TATA: Stance Detection via Topic-Agnostic and Topic-Aware Embeddings
Hans W. A. Hanley, Zakir Durumeric
TL;DR
Stance detection is challenged by topic dependence and the need to generalize to unseen topics. The paper introduces TATA, a two-branch architecture that separately learns topic-aware (TAW) embeddings via a triplet-loss pretraining on a dedicated TAW dataset and topic-agnostic (TAG) embeddings via contrastive learning on an augmented VAST dataset, then fuses them with a specialized attention mechanism for stance prediction.
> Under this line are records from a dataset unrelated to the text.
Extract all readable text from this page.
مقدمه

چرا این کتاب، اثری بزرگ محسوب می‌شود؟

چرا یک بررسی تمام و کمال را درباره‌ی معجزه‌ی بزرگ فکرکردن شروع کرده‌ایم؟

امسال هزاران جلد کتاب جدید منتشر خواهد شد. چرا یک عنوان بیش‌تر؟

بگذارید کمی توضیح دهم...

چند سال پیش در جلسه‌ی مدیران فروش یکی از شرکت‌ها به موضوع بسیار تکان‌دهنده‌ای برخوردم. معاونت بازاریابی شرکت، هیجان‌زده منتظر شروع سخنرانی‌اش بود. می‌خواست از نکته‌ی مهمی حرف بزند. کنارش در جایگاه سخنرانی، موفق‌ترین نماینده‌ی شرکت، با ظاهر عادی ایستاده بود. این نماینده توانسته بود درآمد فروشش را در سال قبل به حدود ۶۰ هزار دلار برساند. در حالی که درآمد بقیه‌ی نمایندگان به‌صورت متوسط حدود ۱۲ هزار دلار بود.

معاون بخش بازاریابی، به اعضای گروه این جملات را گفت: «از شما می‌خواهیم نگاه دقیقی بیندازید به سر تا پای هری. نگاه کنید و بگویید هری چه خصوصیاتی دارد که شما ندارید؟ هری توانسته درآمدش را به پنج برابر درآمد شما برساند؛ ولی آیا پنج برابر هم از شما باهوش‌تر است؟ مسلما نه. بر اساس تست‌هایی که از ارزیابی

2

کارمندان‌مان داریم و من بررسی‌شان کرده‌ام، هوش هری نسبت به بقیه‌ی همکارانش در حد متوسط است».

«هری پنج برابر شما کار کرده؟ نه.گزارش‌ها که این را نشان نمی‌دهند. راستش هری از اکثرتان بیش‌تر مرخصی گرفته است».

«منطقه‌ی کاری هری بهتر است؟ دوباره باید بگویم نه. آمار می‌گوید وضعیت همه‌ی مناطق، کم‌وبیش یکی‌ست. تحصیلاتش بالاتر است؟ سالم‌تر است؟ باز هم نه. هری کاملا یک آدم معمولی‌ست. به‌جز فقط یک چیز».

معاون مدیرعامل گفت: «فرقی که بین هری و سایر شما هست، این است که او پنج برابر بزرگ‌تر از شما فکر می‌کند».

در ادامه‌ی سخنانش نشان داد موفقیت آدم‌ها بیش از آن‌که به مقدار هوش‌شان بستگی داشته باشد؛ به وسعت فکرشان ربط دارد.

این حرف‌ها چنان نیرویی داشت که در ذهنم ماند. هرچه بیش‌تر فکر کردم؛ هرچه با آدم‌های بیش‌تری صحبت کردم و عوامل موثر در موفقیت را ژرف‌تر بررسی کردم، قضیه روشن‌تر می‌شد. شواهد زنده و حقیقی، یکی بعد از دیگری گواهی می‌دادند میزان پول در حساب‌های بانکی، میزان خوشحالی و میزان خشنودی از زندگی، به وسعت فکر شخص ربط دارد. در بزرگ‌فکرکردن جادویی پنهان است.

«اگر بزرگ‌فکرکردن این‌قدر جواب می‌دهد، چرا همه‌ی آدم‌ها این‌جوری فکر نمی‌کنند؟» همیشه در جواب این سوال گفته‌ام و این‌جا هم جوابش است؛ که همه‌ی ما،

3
It contributes a 110,000 quadruple TAW dataset and a 743,644-example augmented VAST dataset, achieving state-of-the-art results on VAST in both Zero-shot ($F_1$=$0.771$) and Few-shot ($F_1$=$0.741$), with competitive SEM16t6 performance. These results indicate that disentangling topic-specific and general stance features and integrating them via TATA's attention enhances robustness to unseen topics, offering practical improvements for real-world stance classification.
Abstract
Stance detection is important for understanding different attitudes and beliefs on the Internet. However, given that a passage's stance toward a given topic is often highly dependent on that topic, building a stance detection model that generalizes to unseen topics is difficult. In this work, we propose using contrastive learning as well as an unlabeled dataset of news articles that cover a variety of different topics to train topic-agnostic/TAG and topic-aware/TAW embeddings for use in downstream stance detection. Combining these embeddings in our full TATA model, we achieve state-of-the-art performance across several public stance detection datasets (0.771 $F_1$-score on the Zero-shot VAST dataset). We release our code and data at https://github.com/hanshanley/tata.